Rodriguez and Watson are four-year varsity players. They were key contributors for strong Bonner-Prendergast teams of the last two seasons.

But those teams were led by 2019 graduates Isaiah Wong, a Miami recruit, and Tariq Ingraham, a Wake Forest recruit, along with 2018 graduate Ajiri Johnson, a Rider recruit.

With those guys off to college, some outsiders expected the Friars to slide into the lower half of the league this season.

“We’ve been talking all year about how no one is going to give us any credit or have any expectations for us to be any good, because for the longest time it was Isaiah Wong or Tariq Ingraham and Ajiri Johnson,” Funston said.

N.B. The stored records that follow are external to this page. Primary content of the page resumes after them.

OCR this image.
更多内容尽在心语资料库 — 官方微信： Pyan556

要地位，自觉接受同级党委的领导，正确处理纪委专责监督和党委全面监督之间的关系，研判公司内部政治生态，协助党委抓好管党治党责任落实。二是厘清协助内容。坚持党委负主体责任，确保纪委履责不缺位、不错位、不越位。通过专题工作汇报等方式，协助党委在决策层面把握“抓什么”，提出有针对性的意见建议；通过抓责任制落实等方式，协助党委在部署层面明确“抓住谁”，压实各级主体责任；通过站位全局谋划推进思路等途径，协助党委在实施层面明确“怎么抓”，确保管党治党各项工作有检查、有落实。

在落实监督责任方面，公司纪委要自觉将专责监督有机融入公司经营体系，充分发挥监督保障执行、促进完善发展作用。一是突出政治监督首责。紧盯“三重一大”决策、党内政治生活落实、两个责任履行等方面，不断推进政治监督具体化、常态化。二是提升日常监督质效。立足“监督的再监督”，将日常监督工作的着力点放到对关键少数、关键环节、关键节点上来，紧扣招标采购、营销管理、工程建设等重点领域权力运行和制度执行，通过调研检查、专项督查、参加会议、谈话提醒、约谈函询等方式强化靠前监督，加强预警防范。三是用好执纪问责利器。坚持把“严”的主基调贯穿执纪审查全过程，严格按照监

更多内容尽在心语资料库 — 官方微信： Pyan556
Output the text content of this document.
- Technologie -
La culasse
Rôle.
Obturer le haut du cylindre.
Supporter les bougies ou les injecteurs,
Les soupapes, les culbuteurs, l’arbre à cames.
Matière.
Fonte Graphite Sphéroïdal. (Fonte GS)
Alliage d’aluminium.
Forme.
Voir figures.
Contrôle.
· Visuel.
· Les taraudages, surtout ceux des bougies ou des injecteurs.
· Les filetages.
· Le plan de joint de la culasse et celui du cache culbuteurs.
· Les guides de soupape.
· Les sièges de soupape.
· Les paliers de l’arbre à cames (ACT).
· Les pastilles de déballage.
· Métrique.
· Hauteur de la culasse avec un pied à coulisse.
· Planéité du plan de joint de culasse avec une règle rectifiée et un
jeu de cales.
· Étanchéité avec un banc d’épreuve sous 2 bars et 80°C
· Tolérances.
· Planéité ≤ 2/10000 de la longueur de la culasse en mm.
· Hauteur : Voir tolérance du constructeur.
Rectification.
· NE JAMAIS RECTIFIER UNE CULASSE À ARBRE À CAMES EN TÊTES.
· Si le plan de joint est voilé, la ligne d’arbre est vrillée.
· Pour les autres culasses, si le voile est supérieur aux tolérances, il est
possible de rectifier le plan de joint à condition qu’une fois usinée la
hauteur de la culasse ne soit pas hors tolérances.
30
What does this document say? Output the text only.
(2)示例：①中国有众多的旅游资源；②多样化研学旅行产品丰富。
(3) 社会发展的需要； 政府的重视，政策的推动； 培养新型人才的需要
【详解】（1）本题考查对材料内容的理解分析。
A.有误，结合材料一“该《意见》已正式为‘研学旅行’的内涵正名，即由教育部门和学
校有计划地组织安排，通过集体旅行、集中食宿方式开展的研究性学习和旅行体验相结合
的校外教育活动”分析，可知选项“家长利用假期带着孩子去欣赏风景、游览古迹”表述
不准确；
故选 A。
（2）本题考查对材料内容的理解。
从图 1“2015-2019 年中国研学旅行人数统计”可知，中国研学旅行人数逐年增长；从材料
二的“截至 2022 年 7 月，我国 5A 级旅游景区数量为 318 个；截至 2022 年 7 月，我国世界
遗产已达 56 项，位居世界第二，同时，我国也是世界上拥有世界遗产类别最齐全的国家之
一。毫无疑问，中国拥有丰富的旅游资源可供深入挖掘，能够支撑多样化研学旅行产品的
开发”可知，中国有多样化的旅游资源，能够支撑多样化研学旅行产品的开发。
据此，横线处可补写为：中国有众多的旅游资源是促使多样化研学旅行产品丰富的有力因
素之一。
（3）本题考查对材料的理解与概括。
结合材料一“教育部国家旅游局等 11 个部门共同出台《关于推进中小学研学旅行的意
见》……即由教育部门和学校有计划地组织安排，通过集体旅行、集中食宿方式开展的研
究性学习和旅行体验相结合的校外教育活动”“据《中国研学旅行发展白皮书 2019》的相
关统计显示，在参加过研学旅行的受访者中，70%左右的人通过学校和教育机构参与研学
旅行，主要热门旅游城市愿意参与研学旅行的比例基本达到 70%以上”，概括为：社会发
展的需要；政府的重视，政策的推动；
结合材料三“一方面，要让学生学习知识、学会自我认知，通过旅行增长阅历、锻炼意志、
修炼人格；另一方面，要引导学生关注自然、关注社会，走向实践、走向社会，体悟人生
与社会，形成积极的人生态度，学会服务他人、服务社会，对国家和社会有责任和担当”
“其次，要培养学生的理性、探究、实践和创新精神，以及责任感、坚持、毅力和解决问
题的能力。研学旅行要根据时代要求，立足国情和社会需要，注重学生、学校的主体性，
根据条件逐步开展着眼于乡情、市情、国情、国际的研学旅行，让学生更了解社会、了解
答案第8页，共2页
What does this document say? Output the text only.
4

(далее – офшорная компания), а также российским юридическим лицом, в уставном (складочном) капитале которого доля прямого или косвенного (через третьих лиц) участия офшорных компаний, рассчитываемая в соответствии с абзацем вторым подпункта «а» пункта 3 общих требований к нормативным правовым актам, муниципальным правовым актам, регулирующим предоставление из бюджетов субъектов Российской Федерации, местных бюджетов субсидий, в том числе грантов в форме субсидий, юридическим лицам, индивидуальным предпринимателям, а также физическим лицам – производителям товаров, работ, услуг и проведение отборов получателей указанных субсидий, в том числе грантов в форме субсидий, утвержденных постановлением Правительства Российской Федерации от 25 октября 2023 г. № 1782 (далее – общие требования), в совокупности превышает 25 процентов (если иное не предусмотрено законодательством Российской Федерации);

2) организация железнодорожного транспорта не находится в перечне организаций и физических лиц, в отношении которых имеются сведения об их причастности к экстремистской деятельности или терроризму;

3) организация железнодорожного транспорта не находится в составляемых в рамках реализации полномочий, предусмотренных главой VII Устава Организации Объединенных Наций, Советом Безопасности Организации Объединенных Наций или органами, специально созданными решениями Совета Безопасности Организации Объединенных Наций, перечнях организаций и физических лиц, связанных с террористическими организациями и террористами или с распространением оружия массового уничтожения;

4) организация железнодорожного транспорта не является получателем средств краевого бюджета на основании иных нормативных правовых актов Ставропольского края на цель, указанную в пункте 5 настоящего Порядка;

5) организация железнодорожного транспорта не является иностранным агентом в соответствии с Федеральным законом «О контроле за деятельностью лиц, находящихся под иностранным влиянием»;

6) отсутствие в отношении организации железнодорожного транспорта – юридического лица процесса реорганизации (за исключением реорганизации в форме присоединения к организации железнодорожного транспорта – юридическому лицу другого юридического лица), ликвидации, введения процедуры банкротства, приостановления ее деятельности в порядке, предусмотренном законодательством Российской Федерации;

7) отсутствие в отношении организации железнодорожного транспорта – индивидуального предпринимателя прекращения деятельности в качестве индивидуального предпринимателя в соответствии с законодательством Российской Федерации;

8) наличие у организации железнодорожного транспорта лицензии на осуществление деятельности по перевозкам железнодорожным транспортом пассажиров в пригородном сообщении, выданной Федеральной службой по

Rodriguez and Watson have embraced the Friars’ underdog status. They have embodied the defense-first mentality of a team without a starter taller than 6-2, a squad that relies on constant ball pressure to disrupt opponents and create opportunities in transition.

“Without defense, you can’t win a game,” said Watson, the younger brother of former Boys’ Latin and Creighton star Maurice Watson. “It’s all about getting stops. We’d rather play defense than offense anyway.”

That approach led the Friars to an overtime victory at Roman Catholic on Jan. 7 and an imposing win at Archbishop Carroll last Friday. Since Dec. 12, the Friars are 10-2, with the losses to No. 1 Neumann Goretti and No. 2 Archbishop Wood.

“Nobody had any faith in us before this year,” Rodriguez said. “Even starting off 6-2 [in the league], nobody has faith in us. We come in with a chip on our shoulder every day.”

Rodriguez said Watson’s greatest strength is his feel for the game and his ability to involve teammates.

“He’s more of a general than me,” Rodriguez said. “It helps me open my game, because he puts me in the right spots, so I can do what I can do, and he can do what he can do.”

Watson said Rodriguez’s strongest attribute is inside his jersey.

“His heart,” Watson said. “His heart and toughness. He’s gritty.”

It’s not unusual to see starters on the bench in the final moments of a comfortable victory, cheering for the reserves.

Rodriguez and Watson took it another step Monday, chanting for the Friars on the floor to play with the same defensive diligence as the squad’s senior leaders.

“It’s basketball,” Watson said. “That’s what it’s about. You have to put your all into it.”